Let’s talk about what you (or a professional) can do to send the bees home, now that you know why these insects are buzzing around your water.
9 Solutions for Keeping Bees Away From the Swimming Pool
Get a Decoy Wasp Nest
The first thing you’ll want to consider is using decoy nests, placing around various areas near the pool.
These nests usually resemble wasp nests, and bees hate wasps as much as humans do. They will likely not set up a hive near an existing wasp nest.
Wasps themselves are also very territorial so the decoy nests are an all natural way to prevent them from setting up camp near your’re pool as well.
Use Raw Meat to Detour them Away from the Pool
Bees and wasps LOVE the smell and taste of raw meat.
If you put out a small amount of raw meat and have it dangling over a bucket of water mixed with detergent, when the bees fall off the meat they will land in the bucket, killing them.
Alternatively, you can put a little raw meat in the bottom of a 2-Liter soda bottle with a funnel taped to the top.
Bees and wasps can easily crawl down the funnel hole into the bottle but have a very hard time flying back up through it once inside.
If you put a little detergent water at the bottom of the bottle as well, it will make it harder for them to fly once it is on their wings.
Get Diesel Fuel
Like raw meat, bees also love the smell of diesel fuel.
So do wasps thankfully enough.
To keep bees away from the pool, set up a few soda bottles with funnels with a little bit of diesel fuel in them away from the pool area.
The diesel releases a heavy smell that attracts bees and wasps. Similar to the raw meat trap, they will get stuck in the bottles, leaving your pool pest free.
Change the Landscape
Bees love many kinds of flowers, but they do not enjoy all plants.
The two plants that bees hate the most are mint and lemongrass, and they will stay away from them at all costs.
Thankfully, we as humans find these two plants pleasant smelling and they look lovely in the landscaping for swimming pools.
They are easy to look after and help keep bees away from the swimming pool’s water.

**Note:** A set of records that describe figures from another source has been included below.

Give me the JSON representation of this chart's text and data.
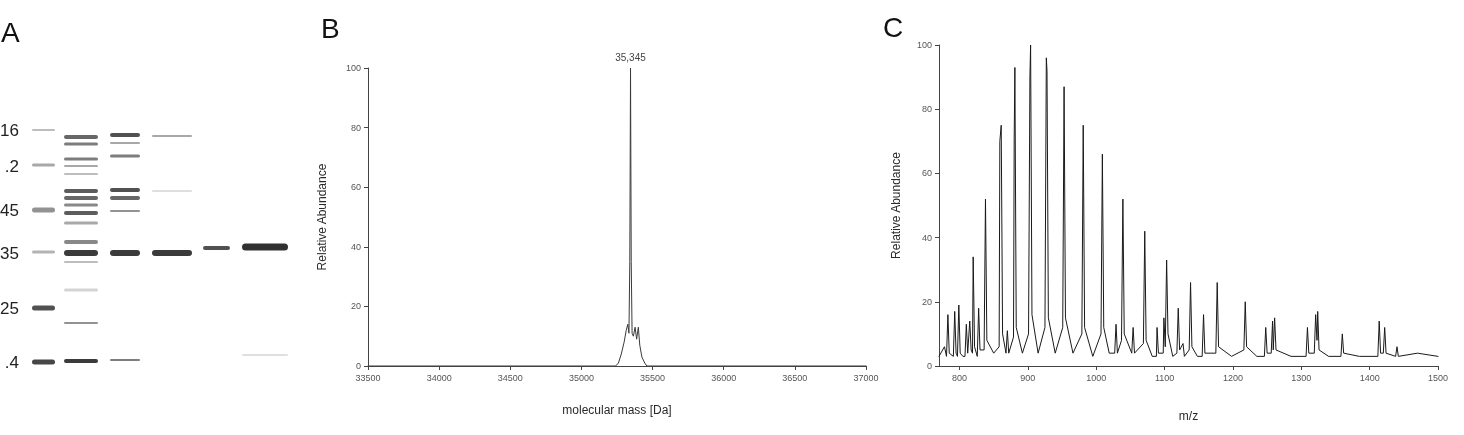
{
  "chart_data": [
    {
      "type": "other",
      "title": "A",
      "annotations": [
        "16",
        ".2",
        "45",
        "35",
        "25",
        ".4"
      ]
    },
    {
      "type": "line",
      "title": "B",
      "xlabel": "molecular mass [Da]",
      "ylabel": "Relative Abundance",
      "x": [
        33500,
        35240,
        35260,
        35280,
        35300,
        35315,
        35326,
        35334,
        35340,
        35345,
        35350,
        35356,
        35365,
        35377,
        35388,
        35400,
        35410,
        35425,
        35445,
        35460,
        37000
      ],
      "series": [
        {
          "color": "#3a3a3a",
          "values": [
            0,
            0,
            1,
            4,
            8,
            12,
            14,
            11,
            35,
            100,
            35,
            11,
            10,
            13,
            9,
            13,
            7,
            3,
            1,
            0,
            0
          ]
        }
      ],
      "xlim": [
        33500,
        37000
      ],
      "xticks": [
        33500,
        34000,
        34500,
        35000,
        35500,
        36000,
        36500,
        37000
      ],
      "ylim": [
        0,
        100
      ],
      "yticks": [
        0,
        20,
        40,
        60,
        80,
        100
      ],
      "annotations": [
        {
          "text": "35,345",
          "x": 35345,
          "y": 100
        }
      ]
    },
    {
      "type": "line",
      "title": "C",
      "xlabel": "m/z",
      "ylabel": "Relative Abundance",
      "x": [
        770,
        778,
        781,
        783,
        785,
        791,
        793,
        795,
        797,
        799,
        801,
        805,
        808,
        810,
        812,
        815,
        817,
        819,
        820,
        822,
        826,
        828,
        830,
        836,
        838,
        840,
        850,
        858,
        859,
        861,
        863,
        868,
        870,
        872,
        879,
        880,
        881,
        883,
        892,
        901,
        903,
        904,
        906,
        915,
        925,
        927,
        928,
        930,
        940,
        951,
        953,
        955,
        966,
        979,
        981,
        983,
        995,
        1007,
        1009,
        1011,
        1019,
        1027,
        1029,
        1031,
        1037,
        1039,
        1041,
        1052,
        1054,
        1056,
        1069,
        1071,
        1073,
        1082,
        1088,
        1089,
        1091,
        1098,
        1099,
        1101,
        1103,
        1105,
        1112,
        1118,
        1120,
        1122,
        1127,
        1129,
        1136,
        1138,
        1140,
        1148,
        1155,
        1157,
        1159,
        1175,
        1177,
        1179,
        1198,
        1216,
        1218,
        1220,
        1235,
        1246,
        1248,
        1250,
        1256,
        1258,
        1259,
        1261,
        1263,
        1285,
        1307,
        1309,
        1311,
        1319,
        1321,
        1323,
        1324,
        1326,
        1340,
        1358,
        1360,
        1362,
        1385,
        1412,
        1414,
        1416,
        1420,
        1422,
        1424,
        1438,
        1440,
        1442,
        1470,
        1500
      ],
      "series": [
        {
          "color": "#1a1a1a",
          "values": [
            3,
            6,
            3,
            16,
            4,
            3,
            17,
            4,
            3,
            19,
            4,
            3,
            3,
            13,
            4,
            14,
            5,
            4,
            34,
            6,
            3,
            18,
            5,
            5,
            52,
            8,
            4,
            6,
            70,
            75,
            10,
            4,
            11,
            4,
            9,
            71,
            93,
            12,
            4,
            10,
            90,
            100,
            16,
            4,
            12,
            96,
            92,
            15,
            4,
            12,
            87,
            15,
            4,
            10,
            75,
            12,
            3,
            10,
            66,
            12,
            4,
            4,
            13,
            4,
            8,
            52,
            10,
            4,
            12,
            4,
            7,
            42,
            8,
            3,
            3,
            12,
            4,
            4,
            15,
            6,
            33,
            10,
            3,
            4,
            18,
            5,
            7,
            3,
            5,
            26,
            6,
            3,
            3,
            16,
            4,
            4,
            26,
            6,
            3,
            5,
            20,
            6,
            3,
            3,
            12,
            4,
            4,
            14,
            5,
            15,
            5,
            3,
            3,
            12,
            4,
            4,
            16,
            8,
            17,
            5,
            3,
            3,
            10,
            4,
            3,
            3,
            14,
            4,
            4,
            12,
            4,
            3,
            6,
            3,
            4,
            3
          ]
        }
      ],
      "xlim": [
        770,
        1500
      ],
      "xticks": [
        800,
        900,
        1000,
        1100,
        1200,
        1300,
        1400,
        1500
      ],
      "ylim": [
        0,
        100
      ],
      "yticks": [
        0,
        20,
        40,
        60,
        80,
        100
      ]
    }
  ]
}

If you don’t want to take care of the plants themselves, you can get some candles or other scented oils that mimic the smell of these natural plants.
As an added bonus, many of these scents also repel mosquitos and wasps!

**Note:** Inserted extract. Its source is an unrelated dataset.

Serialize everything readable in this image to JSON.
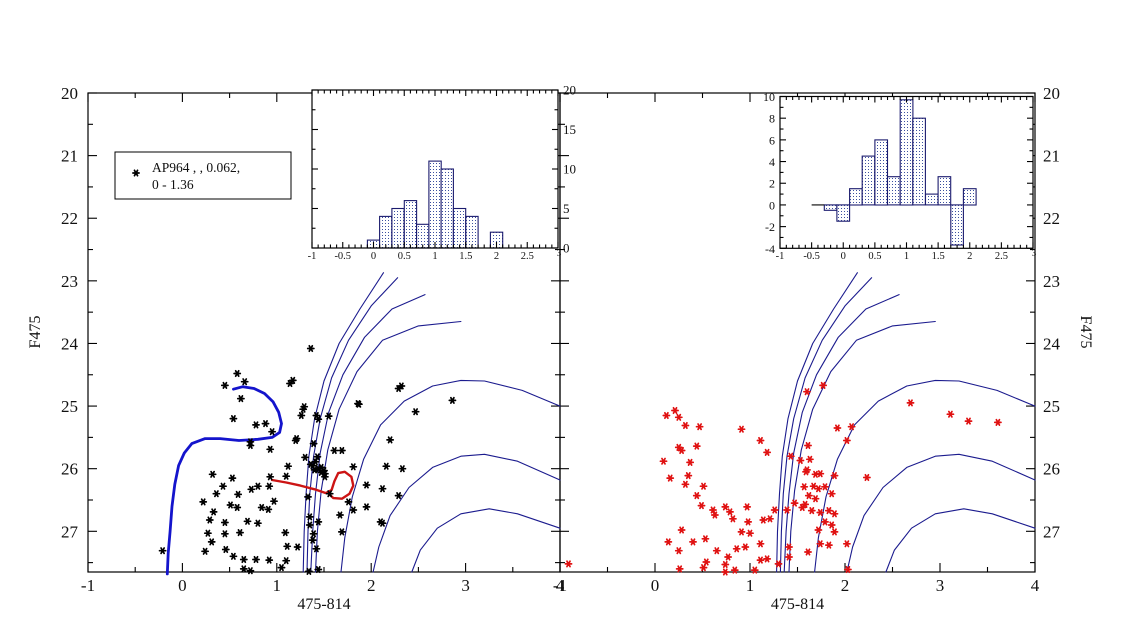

Call a Professional Beekeeper
If you see a hive located right in your backyard, near the pool where you can see it, sometimes it’s safer just to call a beekeeper or pest control specialist.

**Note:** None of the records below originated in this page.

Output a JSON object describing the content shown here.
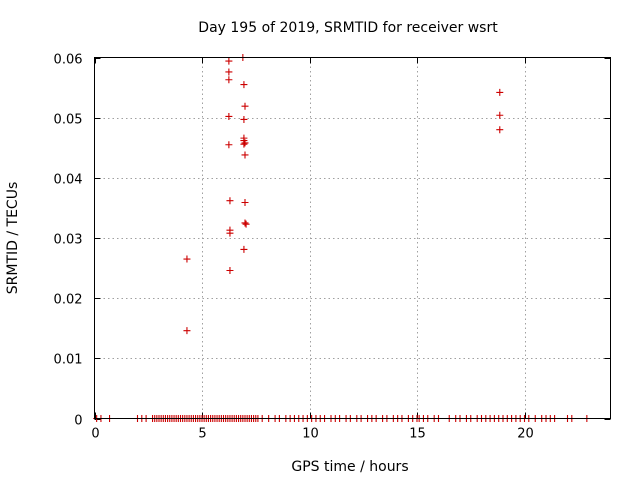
{
  "chart_data": {
    "type": "scatter",
    "title": "Day 195 of 2019, SRMTID for receiver wsrt",
    "xlabel": "GPS time / hours",
    "ylabel": "SRMTID / TECUs",
    "xlim": [
      0,
      24
    ],
    "ylim": [
      0,
      0.06
    ],
    "x_ticks": [
      0,
      5,
      10,
      15,
      20
    ],
    "x_tick_labels": [
      "0",
      "5",
      "10",
      "15",
      "20"
    ],
    "y_ticks": [
      0,
      0.01,
      0.02,
      0.03,
      0.04,
      0.05,
      0.06
    ],
    "y_tick_labels": [
      "0",
      "0.01",
      "0.02",
      "0.03",
      "0.04",
      "0.05",
      "0.06"
    ],
    "grid": true,
    "marker": "+",
    "color": "#cc0000",
    "series": [
      {
        "name": "SRMTID",
        "points": [
          [
            4.3,
            0.0265
          ],
          [
            4.3,
            0.0146
          ],
          [
            6.25,
            0.0594
          ],
          [
            6.25,
            0.0576
          ],
          [
            6.25,
            0.0563
          ],
          [
            6.25,
            0.0502
          ],
          [
            6.25,
            0.0455
          ],
          [
            6.3,
            0.0362
          ],
          [
            6.3,
            0.0313
          ],
          [
            6.3,
            0.0308
          ],
          [
            6.3,
            0.0246
          ],
          [
            6.9,
            0.06
          ],
          [
            6.95,
            0.0555
          ],
          [
            7.0,
            0.0519
          ],
          [
            6.95,
            0.0497
          ],
          [
            6.95,
            0.0466
          ],
          [
            6.95,
            0.0462
          ],
          [
            7.0,
            0.0458
          ],
          [
            6.95,
            0.0456
          ],
          [
            7.0,
            0.0438
          ],
          [
            7.0,
            0.0359
          ],
          [
            7.0,
            0.0325
          ],
          [
            7.05,
            0.0323
          ],
          [
            6.95,
            0.0281
          ],
          [
            18.85,
            0.0542
          ],
          [
            18.85,
            0.0504
          ],
          [
            18.85,
            0.048
          ],
          [
            0.1,
            0
          ],
          [
            0.3,
            0
          ],
          [
            0.7,
            0
          ],
          [
            2.0,
            0
          ],
          [
            2.2,
            0
          ],
          [
            2.4,
            0
          ],
          [
            2.7,
            0
          ],
          [
            2.8,
            0
          ],
          [
            2.9,
            0
          ],
          [
            3.0,
            0
          ],
          [
            3.1,
            0
          ],
          [
            3.2,
            0
          ],
          [
            3.3,
            0
          ],
          [
            3.4,
            0
          ],
          [
            3.5,
            0
          ],
          [
            3.6,
            0
          ],
          [
            3.7,
            0
          ],
          [
            3.8,
            0
          ],
          [
            3.9,
            0
          ],
          [
            4.0,
            0
          ],
          [
            4.1,
            0
          ],
          [
            4.2,
            0
          ],
          [
            4.3,
            0
          ],
          [
            4.4,
            0
          ],
          [
            4.5,
            0
          ],
          [
            4.6,
            0
          ],
          [
            4.7,
            0
          ],
          [
            4.8,
            0
          ],
          [
            4.9,
            0
          ],
          [
            5.0,
            0
          ],
          [
            5.1,
            0
          ],
          [
            5.2,
            0
          ],
          [
            5.3,
            0
          ],
          [
            5.4,
            0
          ],
          [
            5.5,
            0
          ],
          [
            5.6,
            0
          ],
          [
            5.7,
            0
          ],
          [
            5.8,
            0
          ],
          [
            5.9,
            0
          ],
          [
            6.0,
            0
          ],
          [
            6.1,
            0
          ],
          [
            6.2,
            0
          ],
          [
            6.3,
            0
          ],
          [
            6.4,
            0
          ],
          [
            6.5,
            0
          ],
          [
            6.6,
            0
          ],
          [
            6.7,
            0
          ],
          [
            6.8,
            0
          ],
          [
            6.9,
            0
          ],
          [
            7.0,
            0
          ],
          [
            7.1,
            0
          ],
          [
            7.2,
            0
          ],
          [
            7.3,
            0
          ],
          [
            7.4,
            0
          ],
          [
            7.5,
            0
          ],
          [
            7.6,
            0
          ],
          [
            7.8,
            0
          ],
          [
            8.1,
            0
          ],
          [
            8.4,
            0
          ],
          [
            8.6,
            0
          ],
          [
            8.9,
            0
          ],
          [
            9.1,
            0
          ],
          [
            9.3,
            0
          ],
          [
            9.5,
            0
          ],
          [
            9.7,
            0
          ],
          [
            9.9,
            0
          ],
          [
            10.1,
            0
          ],
          [
            10.3,
            0
          ],
          [
            10.5,
            0
          ],
          [
            10.7,
            0
          ],
          [
            11.0,
            0
          ],
          [
            11.2,
            0
          ],
          [
            11.4,
            0
          ],
          [
            11.7,
            0
          ],
          [
            11.9,
            0
          ],
          [
            12.2,
            0
          ],
          [
            12.4,
            0
          ],
          [
            12.7,
            0
          ],
          [
            12.9,
            0
          ],
          [
            13.1,
            0
          ],
          [
            13.4,
            0
          ],
          [
            13.6,
            0
          ],
          [
            13.9,
            0
          ],
          [
            14.1,
            0
          ],
          [
            14.3,
            0
          ],
          [
            14.6,
            0
          ],
          [
            14.8,
            0
          ],
          [
            15.0,
            0
          ],
          [
            15.1,
            0
          ],
          [
            15.3,
            0
          ],
          [
            15.5,
            0
          ],
          [
            15.8,
            0
          ],
          [
            16.0,
            0
          ],
          [
            16.5,
            0
          ],
          [
            16.8,
            0
          ],
          [
            17.0,
            0
          ],
          [
            17.3,
            0
          ],
          [
            17.5,
            0
          ],
          [
            17.8,
            0
          ],
          [
            18.0,
            0
          ],
          [
            18.2,
            0
          ],
          [
            18.4,
            0
          ],
          [
            18.6,
            0
          ],
          [
            18.8,
            0
          ],
          [
            19.0,
            0
          ],
          [
            19.2,
            0
          ],
          [
            19.4,
            0
          ],
          [
            19.6,
            0
          ],
          [
            19.8,
            0
          ],
          [
            20.0,
            0
          ],
          [
            20.2,
            0
          ],
          [
            20.5,
            0
          ],
          [
            20.8,
            0
          ],
          [
            21.0,
            0
          ],
          [
            21.2,
            0
          ],
          [
            21.4,
            0
          ],
          [
            22.0,
            0
          ],
          [
            22.2,
            0
          ],
          [
            22.9,
            0
          ]
        ]
      }
    ]
  }
}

They can remove the hive and the bees securely and safely and relocate them elsewhere.
Reduce the Number of Flowers
Bees are naturally attracted to flowers.
If your flowers are in another section of your yard, or at least further away from the pool, the risk of a surprise encounter between the two of you would be lower.
Use Dryer Sheets as a Repellent
Dryer sheets, funny enough, contain a lot of the same scents as lemongrass.
At least as far as bees are concerned.
Bees do not like this scent.
So a quick and cheap DIY technique you can try immediately is to hang a few of these dryer sheets around your pool.
Remember to replace these regularly because, over time, the scent will wear off.
Activate Your Pool Jets
Drowning while they are looking for water is one of the biggest problems bees have.
They do whatever they can to stay away from any water source that seems turbulent or unsafe because of this.
So run your pump at a higher speed while you are actively using the pool, and trying to avoid bees.
If there’s one thing that bees hate, it’s the epic smells that emit from mothballs.
You should ensure that these mothballs are put in pantyhose and have them suspended around the backyard.
They repel the bees and keep them from coming back.
For our survival, bees and wasps are important.
There are several options out there that call for insecticides and exterminators to be used, but that’s not always necessary.
First try some natural repellents like decoy nests, lemongrass, and mint NEAR the pool, and attractants like diesel fuel and raw meat AWAY from the pool to guide the bees and wasps where you want them go.
Then, if you are STILL having major issues with bees around the pool, try calling in a professional beekeeper to find the nest and relocate them elsewhere.